The company will continue to promote balanced growth to achieve healthy and orderly development in the domestic market and make targeted investments in overseas markets, Shanghai Electric said in a statement on Sept. 15, adding that it has integrated capabilities to invest, build, and operate overseas projects thanks to its experience over the past 10 years.
On Sept. 9, Shanghai Electric announced it had terminated the acquisition of an over 66 percent stake in Pakistani energy utility company K-Electric because the seller was unable to meet the preconditions to close the deal, and changes in the Pakistani business environment made the deal no longer in line with the buyer’s internationalization strategy.
Shares of Shanghai Electric [SHA: 600021] closed 3.2 percent down at CNY20.40 (USD2.87) apiece in Shanghai today, after falling 2.8 percent yesterday. The stock plunged by limit on Sept. 10 but rebounded the next day.
Shanghai Electric unveiled in August 2016 that it planned to invest nearly USD1.8 billion, plus an additional USD27 million bonus, to buy a 66 percent stake in K-Electric. The deal was then regarded as a benchmark project for Chinese power generation firms going global.
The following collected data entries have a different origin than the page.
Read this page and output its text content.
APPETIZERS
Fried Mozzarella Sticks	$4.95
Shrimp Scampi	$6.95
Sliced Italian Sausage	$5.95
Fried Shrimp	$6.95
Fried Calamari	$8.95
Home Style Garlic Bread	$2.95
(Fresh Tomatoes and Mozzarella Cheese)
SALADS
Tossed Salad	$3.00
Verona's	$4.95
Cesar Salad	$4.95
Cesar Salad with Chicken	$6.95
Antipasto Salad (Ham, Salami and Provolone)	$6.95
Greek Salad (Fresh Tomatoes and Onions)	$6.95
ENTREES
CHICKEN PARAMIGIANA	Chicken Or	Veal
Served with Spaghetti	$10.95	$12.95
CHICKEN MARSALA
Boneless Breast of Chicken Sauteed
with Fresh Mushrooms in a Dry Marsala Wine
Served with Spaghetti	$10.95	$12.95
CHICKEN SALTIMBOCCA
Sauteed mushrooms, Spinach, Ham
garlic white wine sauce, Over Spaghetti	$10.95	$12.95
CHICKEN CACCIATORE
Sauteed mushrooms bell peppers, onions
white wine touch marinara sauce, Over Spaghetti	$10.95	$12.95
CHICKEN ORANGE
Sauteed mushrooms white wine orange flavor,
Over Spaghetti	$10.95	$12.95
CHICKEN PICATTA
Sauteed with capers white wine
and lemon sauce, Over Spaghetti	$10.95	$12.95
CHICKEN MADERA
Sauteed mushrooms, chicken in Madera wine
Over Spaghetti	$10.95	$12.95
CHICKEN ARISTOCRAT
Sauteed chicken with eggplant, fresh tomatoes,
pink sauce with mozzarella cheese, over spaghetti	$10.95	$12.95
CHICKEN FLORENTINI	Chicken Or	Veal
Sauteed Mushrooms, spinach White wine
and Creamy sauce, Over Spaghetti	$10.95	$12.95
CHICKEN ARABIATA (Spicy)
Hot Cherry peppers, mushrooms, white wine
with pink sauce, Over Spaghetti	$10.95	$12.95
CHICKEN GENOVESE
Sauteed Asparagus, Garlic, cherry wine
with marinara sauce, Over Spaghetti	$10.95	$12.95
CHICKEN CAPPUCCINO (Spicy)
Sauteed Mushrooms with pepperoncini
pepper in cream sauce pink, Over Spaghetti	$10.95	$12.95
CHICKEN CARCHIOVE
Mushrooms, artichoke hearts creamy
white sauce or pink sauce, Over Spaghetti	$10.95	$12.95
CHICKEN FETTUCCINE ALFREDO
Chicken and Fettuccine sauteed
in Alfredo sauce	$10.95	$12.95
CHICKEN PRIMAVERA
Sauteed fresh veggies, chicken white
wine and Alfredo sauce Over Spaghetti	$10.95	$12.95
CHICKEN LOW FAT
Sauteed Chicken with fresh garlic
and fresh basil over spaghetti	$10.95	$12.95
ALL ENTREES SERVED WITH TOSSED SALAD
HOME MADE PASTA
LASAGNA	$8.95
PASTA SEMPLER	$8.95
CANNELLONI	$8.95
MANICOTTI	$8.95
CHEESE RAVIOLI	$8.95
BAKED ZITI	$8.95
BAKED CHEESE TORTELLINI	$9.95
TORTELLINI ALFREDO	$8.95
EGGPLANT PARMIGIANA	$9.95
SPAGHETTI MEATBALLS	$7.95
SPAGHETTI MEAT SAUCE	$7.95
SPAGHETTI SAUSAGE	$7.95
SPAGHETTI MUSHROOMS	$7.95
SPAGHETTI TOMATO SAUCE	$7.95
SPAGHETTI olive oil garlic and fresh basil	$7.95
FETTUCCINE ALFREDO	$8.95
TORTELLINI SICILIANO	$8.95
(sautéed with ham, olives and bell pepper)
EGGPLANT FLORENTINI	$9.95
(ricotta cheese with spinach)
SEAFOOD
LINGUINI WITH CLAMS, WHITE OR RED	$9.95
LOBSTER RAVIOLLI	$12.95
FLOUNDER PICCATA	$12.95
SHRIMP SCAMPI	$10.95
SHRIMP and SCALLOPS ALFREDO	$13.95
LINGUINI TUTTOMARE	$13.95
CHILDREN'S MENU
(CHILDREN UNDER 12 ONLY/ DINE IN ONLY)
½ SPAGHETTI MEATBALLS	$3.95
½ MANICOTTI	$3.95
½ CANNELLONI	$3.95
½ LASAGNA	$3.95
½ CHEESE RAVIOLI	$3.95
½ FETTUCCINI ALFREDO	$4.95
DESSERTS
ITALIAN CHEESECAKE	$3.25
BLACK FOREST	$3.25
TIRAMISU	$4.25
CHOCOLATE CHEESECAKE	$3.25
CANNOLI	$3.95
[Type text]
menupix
Established in 1913, K-Electric is the only company in Pakistan with vertically integrated businesses covering power generation, transmission, distribution, and sales. It operates five power plants with a total installed capacity of over 2.2 million kilowatts, accounting for about 10 percent of the country’s total.
Shanghai Electric is firmly committed to its internationalization strategy, which has already achieved good results this year. It is the largest Chinese firm operating in the Japanese energy sector and one of the three largest foreign photovoltaic power generation companies in Hungary.
The Hunutlu Thermal Power Plant, which was co-developed by Shanghai Electric, is the largest direct investment by a Chinese firm in Türkiye.
Shanghai Electric has been actively expanding in overseas clean energy markets in recent years. It has established overseas projects in countries such as Bulgaria, Hungary, Japan, Malta, Serbia, and Turkey, mainly in the wind power, solar power, and natural gas power generation fields.